|Putting atherosclerosis in reverse|
Tests for detection
These tests provide clues to arterial health and can make early intervention possible.
- Stress test. An ECG is taken while a person is resting to obtain a baseline reading. The test is repeated during exercise to make sure the heart is getting enough oxygen.
- Coronary angiography. This one- to two-hour procedure—in which a catheter is threaded from an artery in the groin into one of the coronary arteries—can identify affected arteries and determine if surgery is necessary.
- Thallium scan. Combined with the stress test, this method involves injecting a radioactive dye, thallium, into the bloodstream to locate the site of a blockage.
- Echocardiography. During this test, ultrasound waves reflecting off the surface of the heart are used to study an image of the organ on a video screen.
- Electron-beam CT. This noninvasive method takes X-rays of the heart between beats. Although electron-beam CT does not produce images of actual plaque, it picks up calcium deposits in coronary arteries, possibly detecting calcified plaques before they clog arteries. (Other noninvasive techniques can find abnormalities only once blood flow is obstructed.)
All too often, the first signal of coronary heart disease is a heart attack. It’s not surprising, since artery-clogging plaque can accumulate for years, steadily and silently. Fortunately, researchers have been working to develop new methods to detect and treat atherosclerosis, or hardened arteries caused by a buildup of fatty plaque, at an earlier stage. And it appears there’s reason for optimism: Even if your arteries are already clogged, experts say it’s not too late to fix your arterial plumbing. Your physician can help by prescribing cholesterol-lowering therapy, such as medications or surgery. In addition, you can do your part by following a few heart-healthy guidelines:
- Enjoy whole grains and soluble fiber. Brown rice, corn, oatmeal, bran, wheat germ and some cereals are rich sources of whole grains, while dried beans and peas, vegetables, barley, flaxseed and fruits with pectin, such as apples and cranberries, are storehouses of soluble fiber. Research also indicates that regular use of products that contain soluble fiber from psyllium seeds—such as Metamucil—can lower cholesterol levels by 5 percent to 10 percent when eaten as part of a healthy diet. Ask your doctor if such products are safe for you.
- Stamp out tobacco. Medical weapons in the fight against tobacco include nicotine nasal spray, nicotine gum and transdermal nicotine patches. Your doctor may prescribe the oral antidepressant bupropion (brand names Zyban and Wellbutrin) or the new drug varenicline (brand name Chantix) that eases nicotine withdrawal symptoms.
- Get your fats straight. Experts recommend you restrict your intake of artery-clogging saturated fats and trans fats (found in margarine and packaged goods such as cakes). And mounting evidence suggests that replacing harmful fats with healthier ones is key. In contrast to saturated fats and trans fats, unsaturated fats (found in olive oil and fish, for example) can help lower levels of “bad” LDL cholesterol, the type that sticks to artery walls. Remember, however, that eating any kind of fat in excess can contribute to obesity, a major risk factor for heart attack.
- Take some tea. A study published in the American Journal of Epidemiology suggests that drinking one or more cups of tea a day—with or without caffeine—may reduce the risk of heart attack. In the study, tea drinkers slashed their risk by 50 percent. According to the study’s authors, tea’s benefits may be due to its high flavonoid content. Found in black tea, these nutrients may protect against heart attacks by inhibiting the production of LDL cholesterol, inhibiting clot formation and preventing atherosclerosis in the arteries that supply the heart.

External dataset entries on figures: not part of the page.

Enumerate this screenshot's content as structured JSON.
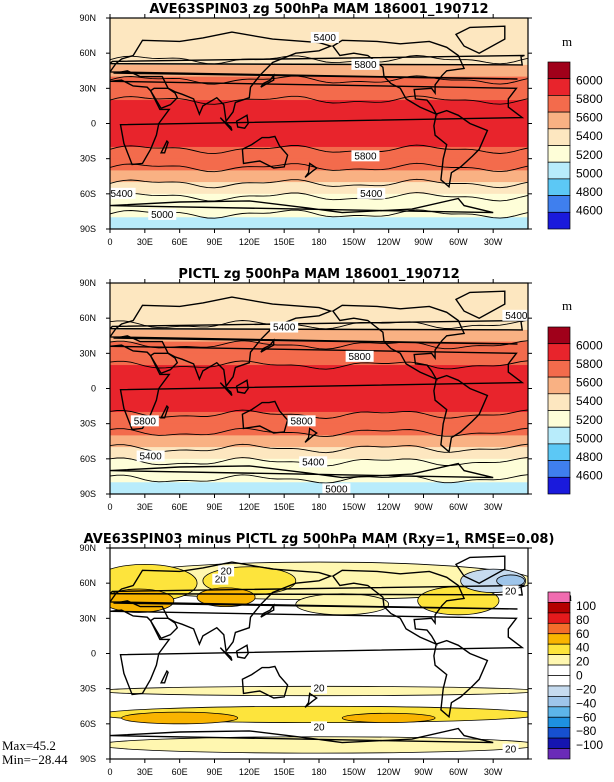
{
  "chart_data": [
    {
      "type": "heatmap",
      "title": "AVE63SPIN03 zg 500hPa MAM 186001_190712",
      "x_ticks": [
        "0",
        "30E",
        "60E",
        "90E",
        "120E",
        "150E",
        "180",
        "150W",
        "120W",
        "90W",
        "60W",
        "30W"
      ],
      "y_ticks": [
        "90N",
        "60N",
        "30N",
        "0",
        "30S",
        "60S",
        "90S"
      ],
      "colorbar": {
        "unit": "m",
        "labels": [
          "6000",
          "5800",
          "5600",
          "5400",
          "5200",
          "5000",
          "4800",
          "4600"
        ],
        "colors": [
          "#a0001a",
          "#e8242c",
          "#f36b4c",
          "#f9b183",
          "#fde7c0",
          "#fefed8",
          "#b8ecfb",
          "#5cc8f5",
          "#3f7fee",
          "#1a1adc"
        ]
      },
      "contour_labels": [
        "5400",
        "5800",
        "5800",
        "5400",
        "5400",
        "5000"
      ],
      "series": [
        {
          "name": "",
          "lat": [
            90,
            80,
            70,
            60,
            50,
            40,
            30,
            20,
            10,
            0,
            -10,
            -20,
            -30,
            -40,
            -50,
            -60,
            -70,
            -80,
            -90
          ],
          "values": [
            5240,
            5260,
            5290,
            5350,
            5440,
            5560,
            5700,
            5800,
            5840,
            5850,
            5850,
            5820,
            5720,
            5560,
            5420,
            5250,
            5050,
            4980,
            4960
          ]
        }
      ]
    },
    {
      "type": "heatmap",
      "title": "PICTL zg 500hPa MAM 186001_190712",
      "x_ticks": [
        "0",
        "30E",
        "60E",
        "90E",
        "120E",
        "150E",
        "180",
        "150W",
        "120W",
        "90W",
        "60W",
        "30W"
      ],
      "y_ticks": [
        "90N",
        "60N",
        "30N",
        "0",
        "30S",
        "60S",
        "90S"
      ],
      "colorbar": {
        "unit": "m",
        "labels": [
          "6000",
          "5800",
          "5600",
          "5400",
          "5200",
          "5000",
          "4800",
          "4600"
        ],
        "colors": [
          "#a0001a",
          "#e8242c",
          "#f36b4c",
          "#f9b183",
          "#fde7c0",
          "#fefed8",
          "#b8ecfb",
          "#5cc8f5",
          "#3f7fee",
          "#1a1adc"
        ]
      },
      "contour_labels": [
        "5400",
        "5400",
        "5800",
        "5800",
        "5800",
        "5400",
        "5400",
        "5000"
      ],
      "series": [
        {
          "name": "",
          "lat": [
            90,
            80,
            70,
            60,
            50,
            40,
            30,
            20,
            10,
            0,
            -10,
            -20,
            -30,
            -40,
            -50,
            -60,
            -70,
            -80,
            -90
          ],
          "values": [
            5240,
            5260,
            5290,
            5350,
            5440,
            5560,
            5700,
            5800,
            5840,
            5850,
            5850,
            5820,
            5720,
            5560,
            5420,
            5250,
            5050,
            4980,
            4960
          ]
        }
      ]
    },
    {
      "type": "heatmap",
      "title": "AVE63SPIN03 minus PICTL zg 500hPa MAM (Rxy=1, RMSE=0.08)",
      "x_ticks": [
        "0",
        "30E",
        "60E",
        "90E",
        "120E",
        "150E",
        "180",
        "150W",
        "120W",
        "90W",
        "60W",
        "30W"
      ],
      "y_ticks": [
        "90N",
        "60N",
        "30N",
        "0",
        "30S",
        "60S",
        "90S"
      ],
      "colorbar": {
        "unit": "m",
        "labels": [
          "100",
          "80",
          "60",
          "40",
          "20",
          "0",
          "−20",
          "−40",
          "−60",
          "−80",
          "−100"
        ],
        "colors": [
          "#f06cb0",
          "#b40000",
          "#e41a1c",
          "#f46d2b",
          "#f9b400",
          "#fde43c",
          "#fff7b0",
          "#ffffff",
          "#ffffff",
          "#c6dbef",
          "#9ec5ea",
          "#5db5e9",
          "#1e90e0",
          "#1650d0",
          "#1515b0",
          "#6a2bb8"
        ]
      },
      "contour_labels": [
        "20",
        "20",
        "20",
        "20",
        "20",
        "20"
      ],
      "stats": {
        "max": "Max=45.2",
        "min": "Min=−28.44"
      }
    }
  ]
}
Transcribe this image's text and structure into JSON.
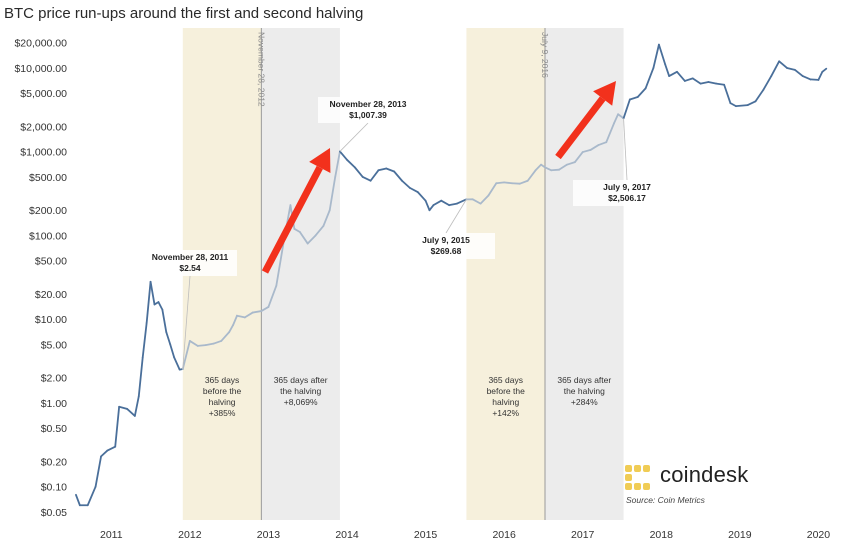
{
  "chart_data": {
    "type": "line",
    "title": "BTC price run-ups around the first and second halving",
    "xlabel": "",
    "ylabel": "",
    "scale": "log",
    "ylim": [
      0.04,
      30000
    ],
    "y_ticks": [
      {
        "value": 20000,
        "label": "$20,000.00"
      },
      {
        "value": 10000,
        "label": "$10,000.00"
      },
      {
        "value": 5000,
        "label": "$5,000.00"
      },
      {
        "value": 2000,
        "label": "$2,000.00"
      },
      {
        "value": 1000,
        "label": "$1,000.00"
      },
      {
        "value": 500,
        "label": "$500.00"
      },
      {
        "value": 200,
        "label": "$200.00"
      },
      {
        "value": 100,
        "label": "$100.00"
      },
      {
        "value": 50,
        "label": "$50.00"
      },
      {
        "value": 20,
        "label": "$20.00"
      },
      {
        "value": 10,
        "label": "$10.00"
      },
      {
        "value": 5,
        "label": "$5.00"
      },
      {
        "value": 2,
        "label": "$2.00"
      },
      {
        "value": 1,
        "label": "$1.00"
      },
      {
        "value": 0.5,
        "label": "$0.50"
      },
      {
        "value": 0.2,
        "label": "$0.20"
      },
      {
        "value": 0.1,
        "label": "$0.10"
      },
      {
        "value": 0.05,
        "label": "$0.05"
      }
    ],
    "x_ticks": [
      {
        "value": 2011.0,
        "label": "2011"
      },
      {
        "value": 2012.0,
        "label": "2012"
      },
      {
        "value": 2013.0,
        "label": "2013"
      },
      {
        "value": 2014.0,
        "label": "2014"
      },
      {
        "value": 2015.0,
        "label": "2015"
      },
      {
        "value": 2016.0,
        "label": "2016"
      },
      {
        "value": 2017.0,
        "label": "2017"
      },
      {
        "value": 2018.0,
        "label": "2018"
      },
      {
        "value": 2019.0,
        "label": "2019"
      },
      {
        "value": 2020.0,
        "label": "2020"
      }
    ],
    "grid": false,
    "bands": [
      {
        "from": 2011.91,
        "to": 2012.91,
        "color": "#f6f0dc",
        "label_lines": [
          "365 days",
          "before the",
          "halving",
          "+385%"
        ]
      },
      {
        "from": 2012.91,
        "to": 2013.91,
        "color": "#ececec",
        "label_lines": [
          "365 days after",
          "the halving",
          "+8,069%"
        ]
      },
      {
        "from": 2015.52,
        "to": 2016.52,
        "color": "#f6f0dc",
        "label_lines": [
          "365 days",
          "before the",
          "halving",
          "+142%"
        ]
      },
      {
        "from": 2016.52,
        "to": 2017.52,
        "color": "#ececec",
        "label_lines": [
          "365 days after",
          "the halving",
          "+284%"
        ]
      }
    ],
    "halvings": [
      {
        "x": 2012.91,
        "label": "November 28, 2012"
      },
      {
        "x": 2016.52,
        "label": "July 9, 2016"
      }
    ],
    "annotations": [
      {
        "x": 2011.91,
        "y": 2.54,
        "date": "November 28, 2011",
        "value": "$2.54"
      },
      {
        "x": 2013.91,
        "y": 1007.39,
        "date": "November 28, 2013",
        "value": "$1,007.39"
      },
      {
        "x": 2015.52,
        "y": 269.68,
        "date": "July 9, 2015",
        "value": "$269.68"
      },
      {
        "x": 2017.52,
        "y": 2506.17,
        "date": "July 9, 2017",
        "value": "$2,506.17"
      }
    ],
    "series": [
      {
        "color": "#4a6f9a",
        "highlight_color": "#a9b9cb",
        "points": [
          [
            2010.55,
            0.08
          ],
          [
            2010.6,
            0.06
          ],
          [
            2010.7,
            0.06
          ],
          [
            2010.8,
            0.1
          ],
          [
            2010.87,
            0.23
          ],
          [
            2010.95,
            0.27
          ],
          [
            2011.05,
            0.3
          ],
          [
            2011.1,
            0.9
          ],
          [
            2011.2,
            0.85
          ],
          [
            2011.3,
            0.7
          ],
          [
            2011.35,
            1.2
          ],
          [
            2011.4,
            3.5
          ],
          [
            2011.45,
            9.0
          ],
          [
            2011.5,
            28.0
          ],
          [
            2011.55,
            15.0
          ],
          [
            2011.6,
            16.0
          ],
          [
            2011.65,
            13.0
          ],
          [
            2011.7,
            7.0
          ],
          [
            2011.75,
            5.0
          ],
          [
            2011.8,
            3.5
          ],
          [
            2011.87,
            2.5
          ],
          [
            2011.91,
            2.54
          ],
          [
            2012.0,
            5.5
          ],
          [
            2012.1,
            4.8
          ],
          [
            2012.2,
            4.9
          ],
          [
            2012.3,
            5.1
          ],
          [
            2012.4,
            5.5
          ],
          [
            2012.5,
            7.0
          ],
          [
            2012.55,
            8.5
          ],
          [
            2012.6,
            11.0
          ],
          [
            2012.7,
            10.5
          ],
          [
            2012.8,
            12.0
          ],
          [
            2012.91,
            12.5
          ],
          [
            2013.0,
            14.0
          ],
          [
            2013.1,
            25.0
          ],
          [
            2013.2,
            90.0
          ],
          [
            2013.28,
            230.0
          ],
          [
            2013.33,
            120.0
          ],
          [
            2013.4,
            110.0
          ],
          [
            2013.5,
            80.0
          ],
          [
            2013.6,
            100.0
          ],
          [
            2013.7,
            130.0
          ],
          [
            2013.78,
            200.0
          ],
          [
            2013.85,
            500.0
          ],
          [
            2013.91,
            1007.39
          ],
          [
            2014.0,
            800.0
          ],
          [
            2014.1,
            650.0
          ],
          [
            2014.2,
            500.0
          ],
          [
            2014.3,
            450.0
          ],
          [
            2014.4,
            600.0
          ],
          [
            2014.5,
            630.0
          ],
          [
            2014.6,
            580.0
          ],
          [
            2014.7,
            450.0
          ],
          [
            2014.8,
            370.0
          ],
          [
            2014.9,
            330.0
          ],
          [
            2015.0,
            260.0
          ],
          [
            2015.05,
            200.0
          ],
          [
            2015.1,
            230.0
          ],
          [
            2015.2,
            260.0
          ],
          [
            2015.3,
            230.0
          ],
          [
            2015.4,
            240.0
          ],
          [
            2015.52,
            269.68
          ],
          [
            2015.6,
            270.0
          ],
          [
            2015.7,
            240.0
          ],
          [
            2015.8,
            300.0
          ],
          [
            2015.9,
            420.0
          ],
          [
            2016.0,
            430.0
          ],
          [
            2016.1,
            420.0
          ],
          [
            2016.2,
            415.0
          ],
          [
            2016.3,
            450.0
          ],
          [
            2016.4,
            600.0
          ],
          [
            2016.47,
            700.0
          ],
          [
            2016.52,
            650.0
          ],
          [
            2016.6,
            600.0
          ],
          [
            2016.7,
            610.0
          ],
          [
            2016.8,
            700.0
          ],
          [
            2016.9,
            750.0
          ],
          [
            2017.0,
            990.0
          ],
          [
            2017.1,
            1050.0
          ],
          [
            2017.2,
            1200.0
          ],
          [
            2017.3,
            1300.0
          ],
          [
            2017.4,
            2200.0
          ],
          [
            2017.45,
            2800.0
          ],
          [
            2017.52,
            2506.17
          ],
          [
            2017.6,
            4200.0
          ],
          [
            2017.7,
            4500.0
          ],
          [
            2017.8,
            5700.0
          ],
          [
            2017.9,
            10000.0
          ],
          [
            2017.97,
            19000.0
          ],
          [
            2018.05,
            11000.0
          ],
          [
            2018.1,
            8000.0
          ],
          [
            2018.2,
            9000.0
          ],
          [
            2018.3,
            7000.0
          ],
          [
            2018.4,
            7500.0
          ],
          [
            2018.5,
            6500.0
          ],
          [
            2018.6,
            6800.0
          ],
          [
            2018.7,
            6500.0
          ],
          [
            2018.8,
            6300.0
          ],
          [
            2018.88,
            3800.0
          ],
          [
            2018.95,
            3500.0
          ],
          [
            2019.1,
            3600.0
          ],
          [
            2019.2,
            4000.0
          ],
          [
            2019.3,
            5500.0
          ],
          [
            2019.4,
            8000.0
          ],
          [
            2019.5,
            12000.0
          ],
          [
            2019.6,
            10000.0
          ],
          [
            2019.7,
            9500.0
          ],
          [
            2019.8,
            8000.0
          ],
          [
            2019.9,
            7300.0
          ],
          [
            2020.0,
            7200.0
          ],
          [
            2020.05,
            9000.0
          ],
          [
            2020.1,
            9800.0
          ]
        ]
      }
    ]
  },
  "brand": {
    "logo_text": "coindesk",
    "source": "Source: Coin Metrics",
    "logo_color": "#f0cc55"
  },
  "arrows_color": "#f2311c"
}
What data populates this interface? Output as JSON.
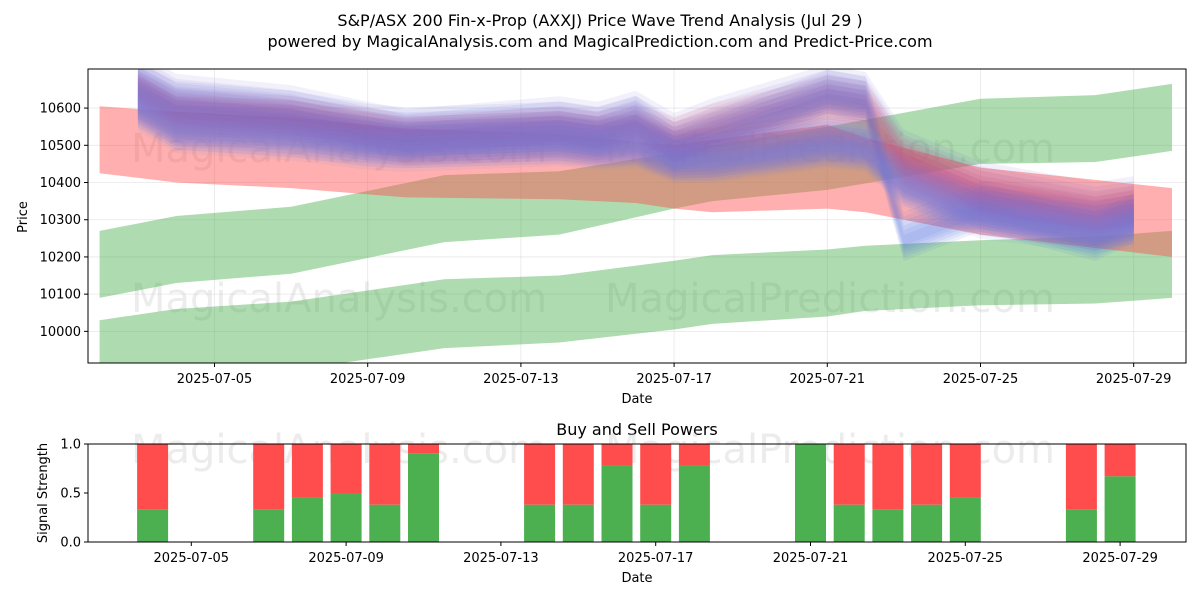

- Savor soy. Studies have found that eating soy protein leads to a decline in LDL and total cholesterol levels without reducing levels of “good” HDL cholesterol, the type that helps rid the arteries of LDL cholesterol. Researchers point to the phytoestrogen content of soy as the key heart-healthy ingredient. People may need to eat as much as 25 grams to 50 grams a day to gain significant benefits, but studies show that doing so can reduce LDL cholesterol by up to 8 percent. The richest source of soy is powdered soy protein, followed by tempeh, tofu and soy milk. It’s important to note, however, that excessive soy consumption may be detrimental to your health. Ask your doctor if soy can help you, and how much of it you should be eating.
- Control your weight. Dropping as few as five to 10 pounds can significantly lower blood pressure. Ask your doctor what your ideal weight should be and strive to maintain it.
- Stay active. Regular exercise helps tip the scale in your favor. It improves your heart’s work capacity, it serves as a release from stress, and it can raise HDL cholesterol, which is good news for your arteries. Experts recommend exercising 30 minutes or more on most, or preferably all, days of the week. Make it 60 to 90 minutes if you need to lose weight or maintain weight loss.